I have $\frac{dy}{dx}=5xy + \sin x$, $y(0) = 1$. I am asked to use an integrating factor. What I did:
$\frac{dy}{dx}-5xy = \sin x \\ \text{Integrating factor:} \ e^{\int{-5x\ dx}} = e^{-\frac{5}{2}x^2} \\ \frac{d}{dx}\left[e^{-\frac{5}{2}x^2}y\right] = e^{-\frac{5}{2}x^2}\sin x \\ e^{-\frac{5}{2}x^2}y = \int e^{-\frac{5}{2}x^2}\sin x \ dx \\ y = e^{\frac{5}{2}x^2}\int e^{-\frac{5}{2}x^2}\sin x \ dx$
However, in my previous thread, How to solve $\frac{dy}{dx}=5xy + \sin x$?, few users said $y = e^{\frac{5}{2}x^2}\big(1+\int_0^x e^{-\frac{5}{2}t^2}\sin t \, dt\big)$ or $y = e^{\frac{5}{2} x^2} (\int e^{-\frac{5}{2} x^2} \sin x\ dx + C)$
But Im wondering, where does the $1$ or $c$ come from? Shouldnt it just be $y = e^{\frac{5}{2}x^2}\int e^{-\frac{5}{2}x^2}\sin x \ dx$?
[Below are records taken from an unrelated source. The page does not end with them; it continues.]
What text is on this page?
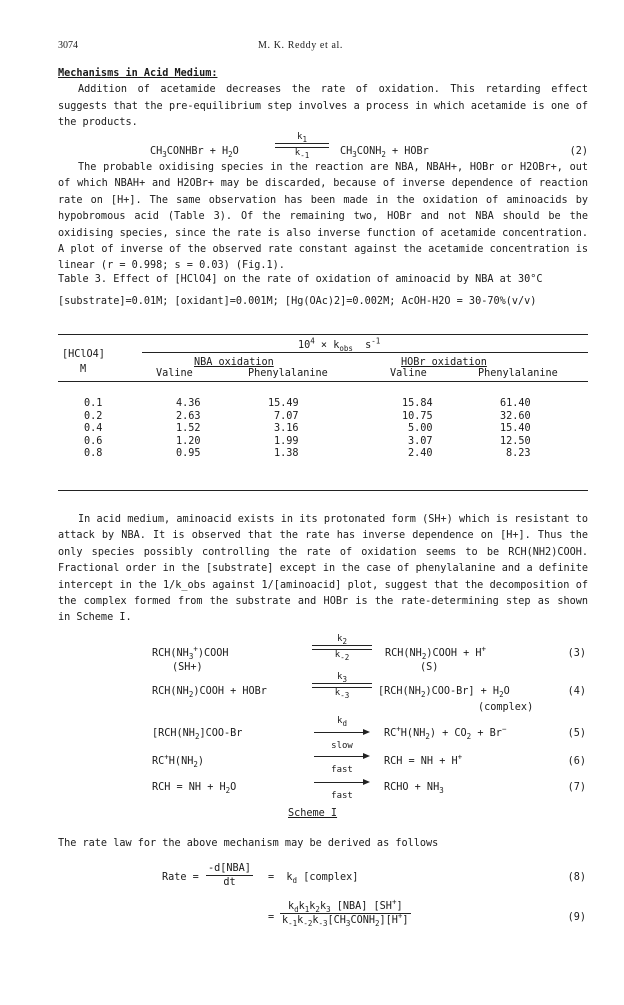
3074	M. K. Reddy et al.

Mechanisms in Acid Medium:

Addition of acetamide decreases the rate of oxidation. This retarding effect suggests that the pre-equilibrium step involves a process in which acetamide is one of the products.

$CH_3CONHBr + H_2O$
$k_1$
$k_{-1}$	$CH_3CONH_2$ + HOBr	(2)

The probable oxidising species in the reaction are NBA, NBAH+, HOBr or H2OBr+, out of which NBAH+ and H2OBr+ may be discarded, because of inverse dependence of reaction rate on [H+]. The same observation has been made in the oxidation of aminoacids by hypobromous acid (Table 3). Of the remaining two, HOBr and not NBA should be the oxidising species, since the rate is also inverse function of acetamide concentration. A plot of inverse of the observed rate constant against the acetamide concentration is linear (r = 0.998; s = 0.03) (Fig.1).

Table 3. Effect of [HClO4] on the rate of oxidation of aminoacid by NBA at 30°C

[substrate]=0.01M; [oxidant]=0.001M; [Hg(OAc)2]=0.002M; AcOH-H2O = 30-70%(v/v)

[HClO4]
M
$10^4 \times k_{obs}$  $s^{-1}$
NBA oxidation	HOBr oxidation
Valine	Phenylalanine	Valine	Phenylalanine
0.1	4.36	15.49	15.84	61.40
0.2	2.63	7.07	10.75	32.60
0.4	1.52	3.16	5.00	15.40
0.6	1.20	1.99	3.07	12.50
0.8	0.95	1.38	2.40	8.23

In acid medium, aminoacid exists in its protonated form (SH+) which is resistant to attack by NBA. It is observed that the rate has inverse dependence on [H+]. Thus the only species possibly controlling the rate of oxidation seems to be RCH(NH2)COOH. Fractional order in the [substrate] except in the case of phenylalanine and a definite intercept in the 1/k_obs against 1/[aminoacid] plot, suggest that the decomposition of the complex formed from the substrate and HOBr is the rate-determining step as shown in Scheme I.

$RCH(NH_3^+)COOH$
(SH+)
$k_2$
$k_{-2}$	$RCH(NH_2)COOH + H^+$
(S)
(3)
$RCH(NH_2)COOH$ + HOBr
$k_3$
$k_{-3}$	$[RCH(NH_2)COO-Br] + H_2O$
(complex)
(4)
[$RCH(NH_2]COO-Br$
$k_d$
slow
$RC^+H(NH_2) + CO_2 + Br^-$	(5)
$RC^+H(NH_2)$
fast
RCH = NH + H+	(6)
RCH = NH + $H_2O$
fast
RCHO + $NH_3$	(7)
Scheme I
The rate law for the above mechanism may be derived as follows
Rate =
-d[NBA]
dt	=  $k_d$ [complex]	(8)
=
$k_dk_1k_2k_3$ [NBA] [SH+]
$k_{-1}k_{-2}k_{-3}[CH_3CONH_2][H^+]$	(9)
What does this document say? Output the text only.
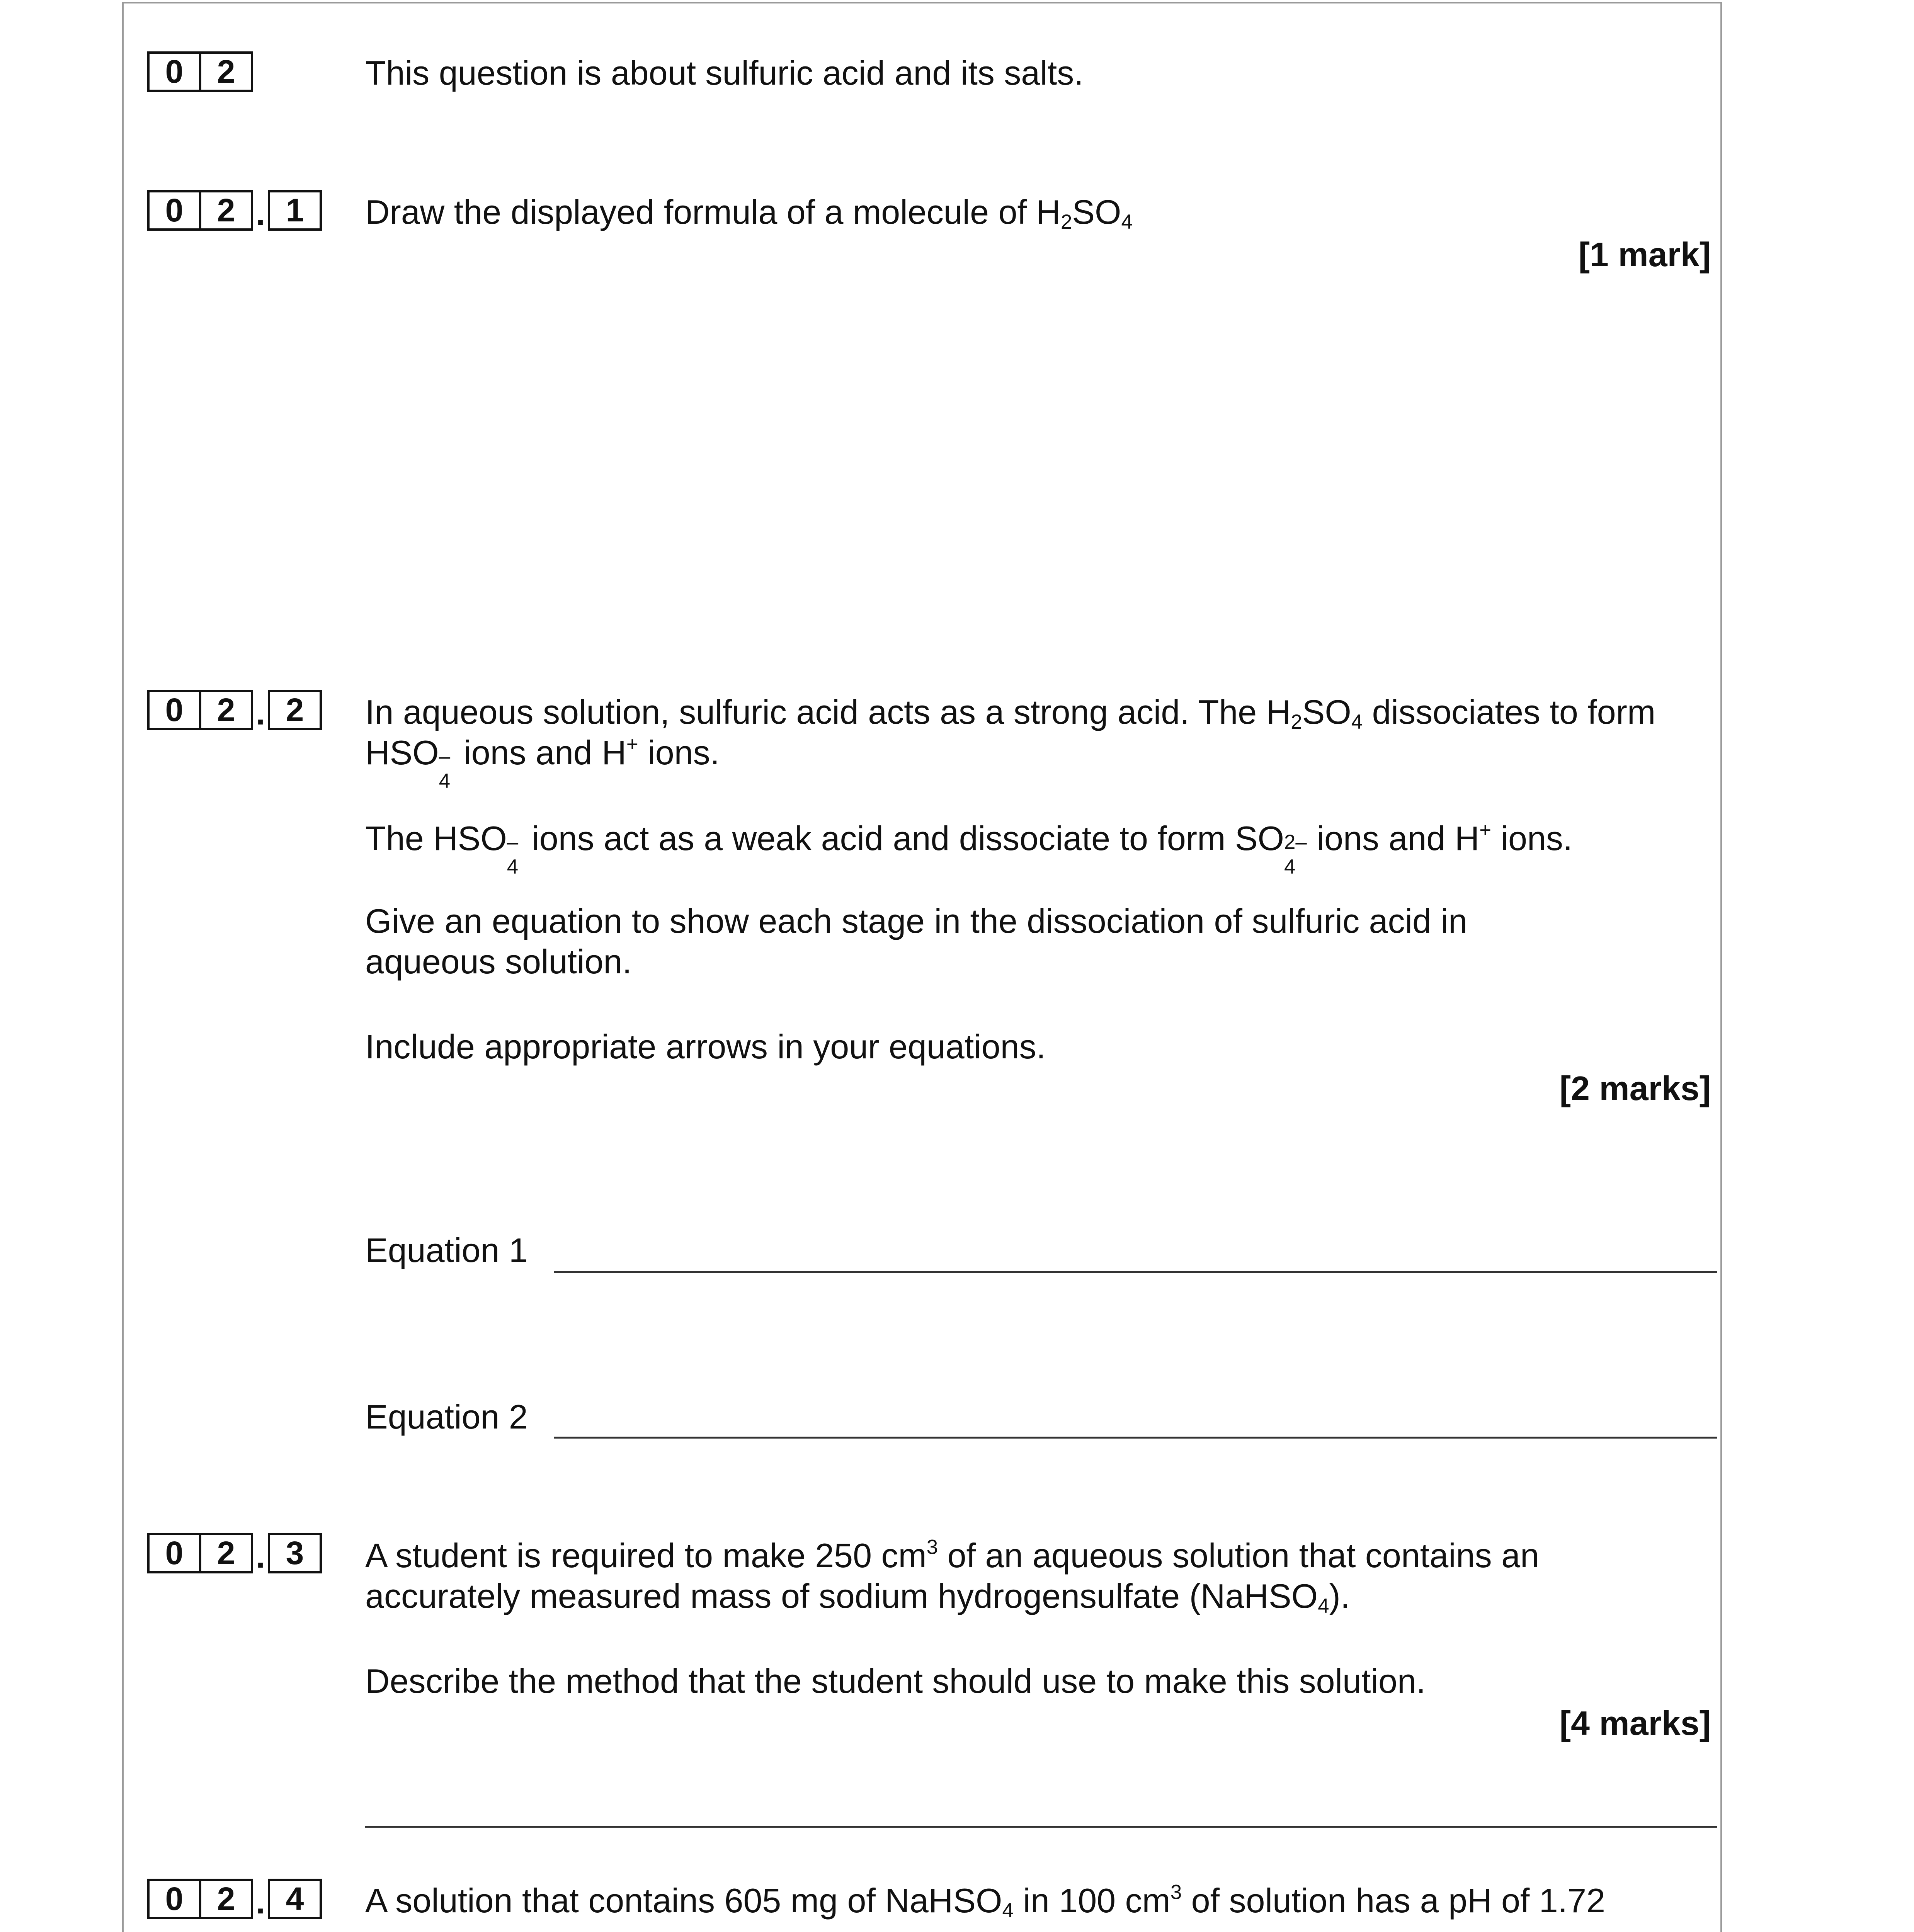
0	2	This question is about sulfuric acid and its salts.
0	2 . 1	Draw the displayed formula of a molecule of $H_2SO_4$
[1 mark]
0	2 . 2	In aqueous solution, sulfuric acid acts as a strong acid. The $H_2SO_4$ dissociates to form
HSO
4
– ions and H+ ions.
The HSO
4
– ions act as a weak acid and dissociate to form SO
4
2– ions and H+ ions.
Give an equation to show each stage in the dissociation of sulfuric acid in
aqueous solution.
Include appropriate arrows in your equations.
[2 marks]
Equation 1
Equation 2
0	2 . 3	A student is required to make 250 $cm^3$ of an aqueous solution that contains an
accurately measured mass of sodium hydrogensulfate (NaHSO$_4$).
Describe the method that the student should use to make this solution.
[4 marks]
0	2 . 4	A solution that contains 605 mg of NaHSO$_4$ in 100 $cm^3$ of solution has a pH of 1.72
Edit: $y = e^{\frac{5}{2}x^2}\int e^{-\frac{5}{2}x^2}\sin x \ dx + Ce^{\frac{5}{2}x^2}\\ \text{using } y(0) =1 \\c=1\\ y = e^{\frac{5}{2}x^2}\left(\int e^{-\frac{5}{2}x^2}\sin x \ dx + 1\right)$